The data for this study consists of SNP-array genotyping data from 121 073 Helsinki Biobank samples, produced in the FinnGen project (www.finngen.fi/en). Genotyping of blood-derived DNA was performed using FinnGen ThermoFisher Axiom custom array v1 (N = 34 504; 28% of the samples) and v2 (N = 86 569; 72% of the samples) as described elsewhere [6]. The unique probe set content in v1 and v2 arrays are 760 904 and 723 375, respectively, with an overlap of 708 552 probe sets between the arrays based on chip manifests. The protocol for this study was approved by the Helsinki University Hospital (HUS) Regional Committee on Medical Research Ethics (HUS/428/2024).

MLH1 exon 16 deletion, NM_000249.4 (MLH1):c.1731+2247_1897–402del (ClinVar variation ID 1332889), is a 3 538 base pair (bp) in-frame deletion at chromosomal location 3:37044575–37048112 (GRCh38). Both FinnGen genotyping arrays (v1 and v2) contain a total of 21 probe sets for 18 unique loci in the deletion region. In addition to these, probe sets for 50 loci flanking both sides of the deletion region were included in the analysis. To allow combining the data from both array types, only overlapping probe sets present on both arrays were considered in the flanking regions.

The intensity values for both alleles of the selected probe sets were extracted from the raw array data CEL files with Analysis Power Tools (APT) Release 2.12.0 (Thermo Fisher Scientific). The appropriate tools from the software package were run without variant calling steps to only extract intensity values for all the samples. The software performed default artefact removal, probe summarization and normalization steps for the extracted intensities.

For each sample, the sum of the intensities of both alleles of all probe sets interrogating the same locus was calculated to represent the total chromosomal signal intensity at that position. These locus-wise summed values were further quantile normalized with respect to the standard normal distribution over all samples.

To identify the samples with MLH1∆Ex16, two features were used for cluster analysis: the difference between median intensity of the deletion and flanking regions, and the median absolute deviation (MAD) of the intensity values. MAD was calculated in a piecewise manner over the deletion and flanking regions. As a robust measure of dispersion, MAD feature was included to aid in differentiating the noisy unclassifiable samples characterized by large within-sample intensity variances.

Given the unbalanced cluster sizes due to the rarity of the deletion, typical clustering algorithms tended to work inconsistently and require a lot of parameter fine-tuning. Preferably, additional datasets would be needed to validate the choice of the algorithm and its parameters. In the absence of multiple datasets, simple thresholding rules based on the visual inspection of the cluster plot were used to determine samples with suspected deletions.

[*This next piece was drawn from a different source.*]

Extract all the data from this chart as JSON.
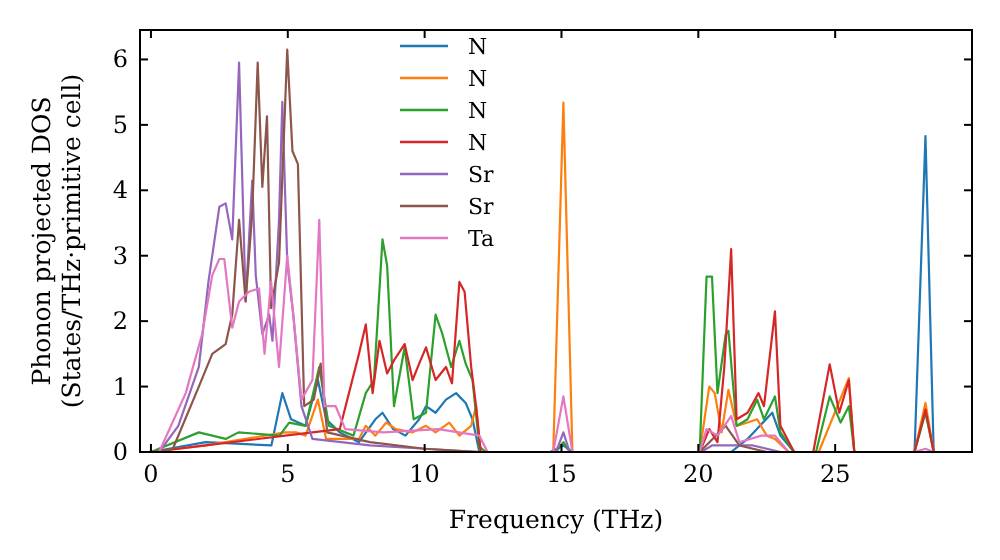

For confirmation of the results, a manual detailed EHR review was conducted of the identified putative MLH1∆Ex16 carriers to assess whether the deletion had been previously identified by diagnostic testing in health care. The variant status for sample donors suspected with the deletion but without existing information of the deletion variant, MLH1, LS or HNPCC in EHR were validated from existing HBB DNA samples with a polymerase chain reaction (PCR) assay in the accredited genetic diagnostic laboratory of HUS Diagnostic Center. The demographics of identified MLH1∆Ex16 carriers were collected from EHR, and personal history of cancer was determined using EHR-extracted International Classification of Diseases (ICD)-10 codes.

The sensitivity of the method was assessed by conducting a search for diagnostically determined MLH1∆Ex16 carriers in the hospital EHR database, covering all individuals from whom genotyping information was available. The search covered unstructured free-text medical notes and statements. Text snippets with short context that included the MLH1 gene name with common spelling variants were extracted from the EHR databases and manually reviewed to identify diagnosed MLH1∆Ex16 carriers and individuals confirmed negative for the deletion.